1. Add to marketplace
2. Install Atlas
Decisions captured at the time are decisions that survive the team turnover that loses them otherwise. The skill is built so capture is cheap enough to apply every time.
Frequently asked questions
- What does /atlas-adr do?
- It writes an Architecture Decision Record that captures what was decided, what alternatives were considered, the tradeoffs, the consequences (good and bad), and references to the supporting work. The format follows the project's existing ADR template.
- Why are ADRs valuable?
- Decisions captured at the time survive team turnover. Without ADRs, future engineers see the artifact of a decision (a schema, a pattern, an architecture choice) without the reasoning, and they often re-introduce the problem the original decision was solving.
- When should I use /atlas-adr?
- After any significant technical decision: choosing a database, selecting a framework, adopting an architectural pattern, deciding against a commonly expected approach. Run it while the discussion is fresh.

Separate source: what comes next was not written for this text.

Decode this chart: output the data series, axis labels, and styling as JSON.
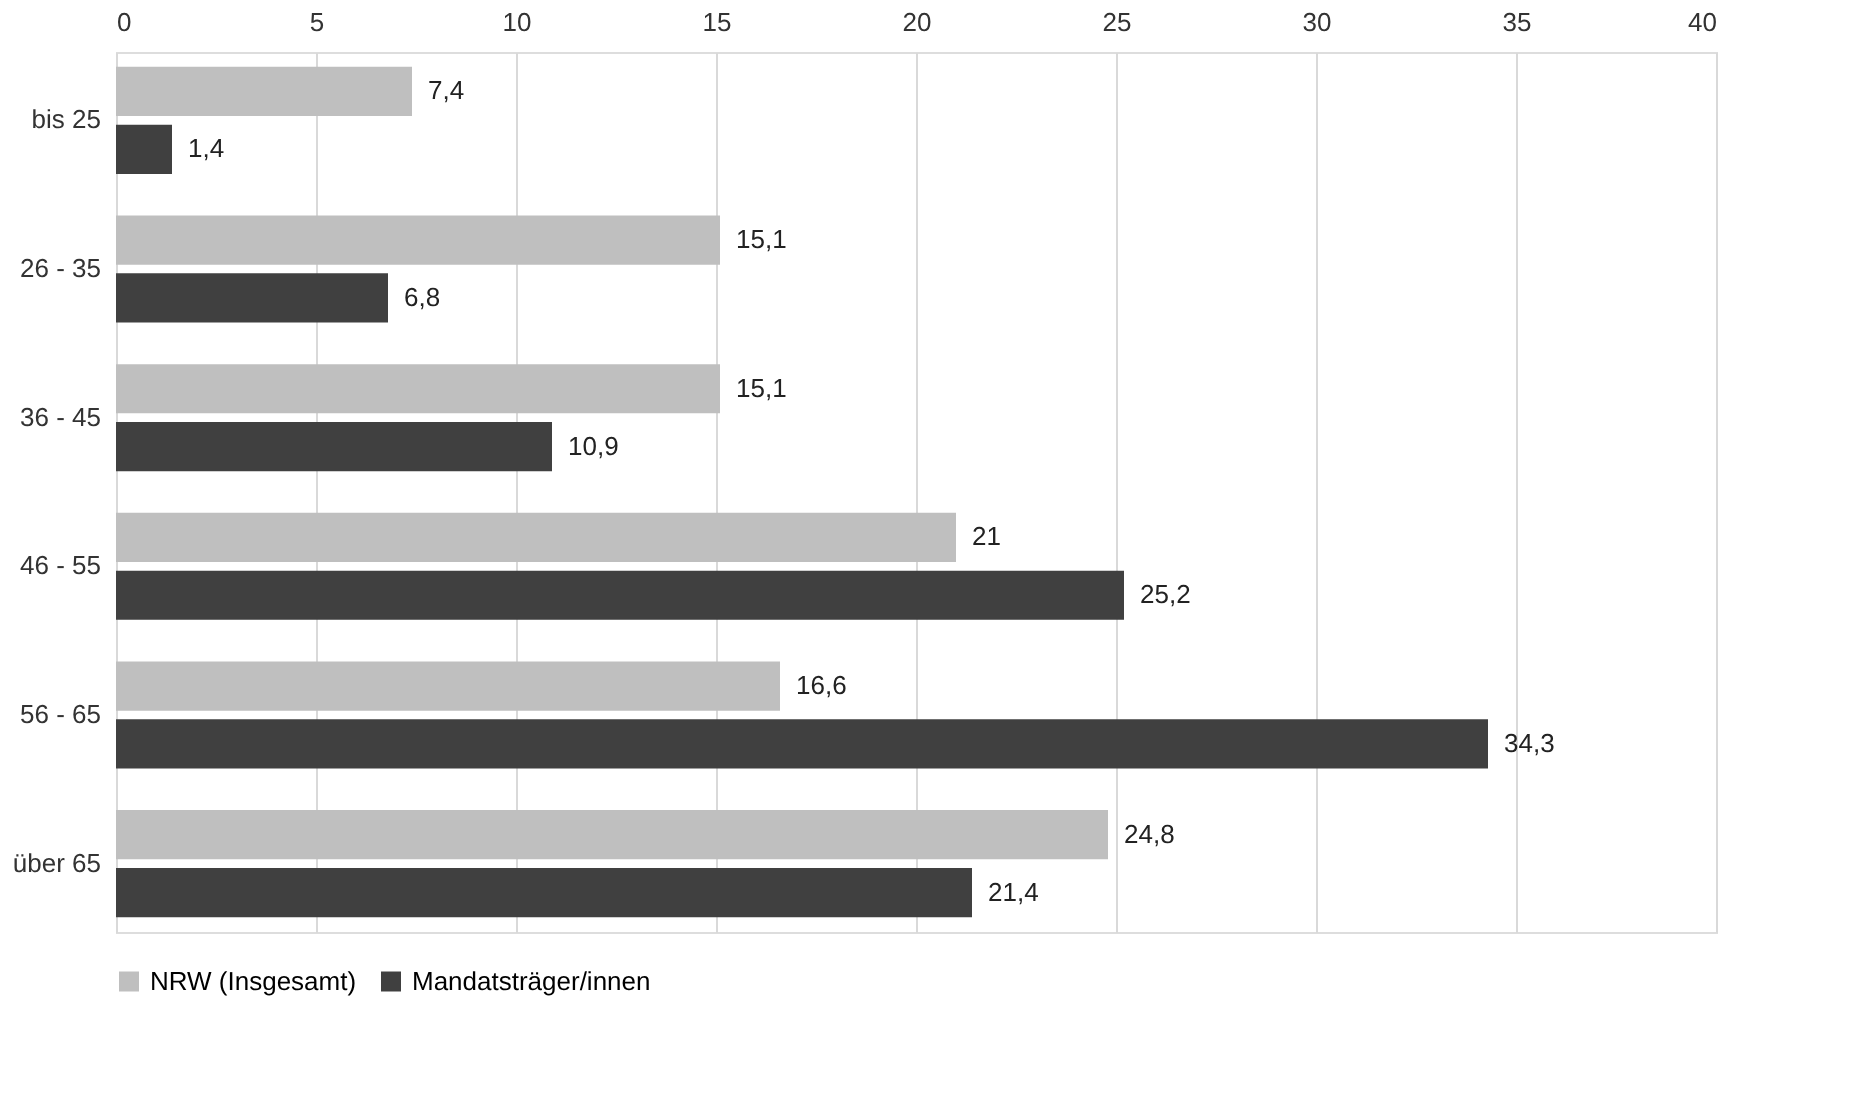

- Does /atlas-adr require an existing ADR template?
- No. If the project does not have one, the skill proposes the Michael Nygard format and creates the docs/adr/ directory with a numbered file. If the project has a template, the skill matches it.
- How long should an ADR be?
- One page is typical. The discipline is completeness (all sections present, alternatives serious, consequences honest), not length. /atlas-adr resists padding by default.
- How do I install /atlas-adr?
- Install Tonone for Claude Code via the get-started guide at tonone.ai/get-started. /atlas-adr ships with the Atlas agent and is invoked as a slash command in any Claude Code session. Tonone is free and MIT-licensed.
- Is /atlas-adr free?
- Yes. The skill is part of Tonone, which is MIT-licensed. The only cost is Claude Code token usage during the work.
- Can /atlas-adr update existing ADRs?
- Yes. When a decision supersedes a prior one, the skill updates the prior ADR's status to 'Superseded' and references the new one. The prior reasoning is preserved for context.